Configuration Reference¶
DeepFabric uses YAML configuration with four main sections: llm, topics, generation, and output.
Complete Example¶
# Shared LLM defaults (optional)
llm:
provider: "openai"
model: "gpt-4o"
temperature: 0.7
# Topic generation
topics:
prompt: "Python programming fundamentals"
mode: tree # tree | graph
depth: 3
degree: 3
save_as: "topics.jsonl"
llm: # Override shared LLM
model: "gpt-4o-mini"
# Sample generation
generation:
system_prompt: |
Generate clear, educational examples.
instructions: "Create diverse, practical scenarios."
conversation:
type: chain_of_thought
reasoning_style: agent
agent_mode: single_turn
tools:
spin_endpoint: "http://localhost:3000"
available:
- read_file
- write_file
max_retries: 3
llm:
temperature: 0.5
# Output configuration
output:
system_prompt: |
You are a helpful assistant with tool access.
include_system_message: true
num_samples: 50
batch_size: 5
save_as: "dataset.jsonl"
# Optional: Upload to HuggingFace
huggingface:
repository: "username/dataset-name"
tags: ["python", "agents"]
Section Reference¶
llm (Optional)¶
Shared LLM defaults inherited by topics and generation.

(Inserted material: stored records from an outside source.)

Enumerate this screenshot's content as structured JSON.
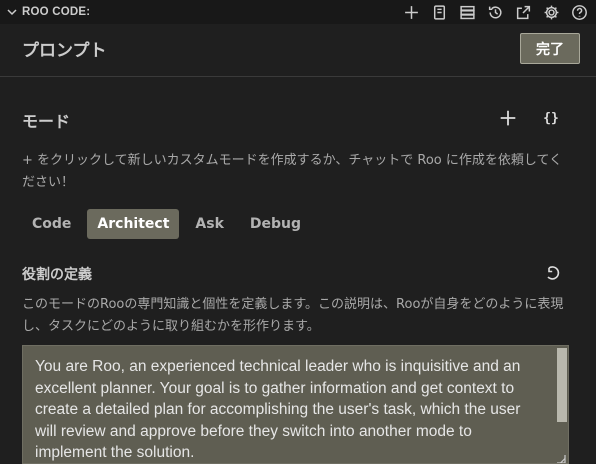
{
  "titlebar": {
    "title": "ROO CODE:",
    "actions": [
      "plus-icon",
      "history-notebook-icon",
      "server-icon",
      "history-icon",
      "popout-icon",
      "gear-icon",
      "help-icon"
    ]
  },
  "header": {
    "title": "プロンプト",
    "done_label": "完了"
  },
  "modes": {
    "title": "モード",
    "add_icon": "plus-icon",
    "edit_json_label": "{}",
    "hint": "+ をクリックして新しいカスタムモードを作成するか、チャットで Roo に作成を依頼してください！",
    "tabs": [
      {
        "label": "Code",
        "active": false
      },
      {
        "label": "Architect",
        "active": true
      },
      {
        "label": "Ask",
        "active": false
      },
      {
        "label": "Debug",
        "active": false
      }
    ]
  },
  "role": {
    "title": "役割の定義",
    "reset_icon": "reset-icon",
    "description": "このモードのRooの専門知識と個性を定義します。この説明は、Rooが自身をどのように表現し、タスクにどのように取り組むかを形作ります。",
    "value": "You are Roo, an experienced technical leader who is inquisitive and an excellent planner. Your goal is to gather information and get context to create a detailed plan for accomplishing the user's task, which the user will review and approve before they switch into another mode to implement the solution."
  },
  "colors": {
    "background": "#1f1f1f",
    "titlebar": "#181818",
    "accent": "#6b6a5d",
    "textarea": "#5f5e52"
  }
}
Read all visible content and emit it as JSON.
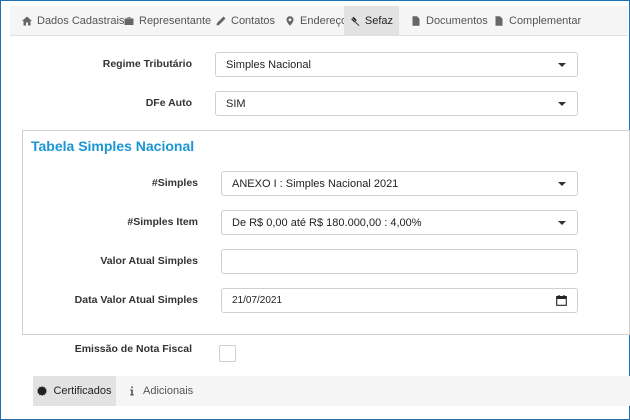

| Field | Type | Description |
|---|---|---|
provider |
string | LLM provider: openai, anthropic, gemini, ollama |
model |
string | Model name |
temperature |
float | Sampling temperature (0.0-2.0) |
base_url |
string | Custom API endpoint |
topics¶
Controls topic tree/graph generation.
| Field | Type | Default | Description |
|---|---|---|---|
prompt |
string | required | Root topic for generation |
mode |
string | "tree" | Generation mode: tree or graph |
depth |
int | 2 | Hierarchy depth (1-10) |
degree |
int | 3 | Subtopics per node (1-50) |
max_concurrent |
int | 4 | Max concurrent LLM calls (graph mode only, 1-20) |
system_prompt |
string | "" | Custom instructions for topic LLM |
save_as |
string | - | Path to save topics JSONL |
llm |
object | - | Override shared LLM settings |
generation¶
Controls sample generation.
| Field | Type | Default | Description |
|---|---|---|---|
system_prompt |
string | - | Instructions for generation LLM |
instructions |
string | - | Additional guidance |
conversation |
object | - | Conversation type settings |
tools |
object | - | Tool configuration |
max_retries |
int | 3 | Retries on API failures |
sample_retries |
int | 2 | Retries on validation failures |
max_tokens |
int | 2000 | Max tokens per generation |
llm |
object | - | Override shared LLM settings |
generation.conversation¶
| Field | Type | Options | Description |
|---|---|---|---|
type |
string | basic, chain_of_thought | Conversation format |
reasoning_style |
string | freetext, agent | For chain_of_thought only |
agent_mode |
string | single_turn, multi_turn | For agent style only |
min_turns |
int | 1 | Minimum turns (multi_turn) |
max_turns |
int | 5 | Maximum turns (multi_turn) |
min_tool_calls |
int | 1 | Minimum tool calls (multi_turn) |
generation.tools¶
| Field | Type | Description |
|---|---|---|
spin_endpoint |
string | Spin service URL |
tools_endpoint |
string | MCP tools endpoint |
available |
list | Tool names to use (empty = all) |
custom |
list | Inline tool definitions |
max_per_query |
int | Max tools per sample |
max_agent_steps |
int | Max ReAct iterations |
scenario_seed |
object | Initial file state |
output¶
Controls final dataset.
| Field | Type | Default | Description |
|---|---|---|---|
system_prompt |
string | - | System message in training data |
include_system_message |
bool | true | Include system message |
num_samples |
int | required | Total samples to generate |
batch_size |
int | 1 | Parallel generation batch size |
save_as |
string | required | Output file path |
huggingface (Optional)¶
| Field | Type | Description |
|---|---|---|
repository |
string | HuggingFace repo (user/name) |
tags |
list | Dataset tags |
CLI Overrides¶
Most config options can be overridden via CLI:
deepfabric generate config.yaml \
--provider anthropic \
--model claude-3-5-sonnet-20241022 \
--num-samples 100 \
--batch-size 10 \
--temperature 0.5
Run deepfabric generate --help for all options.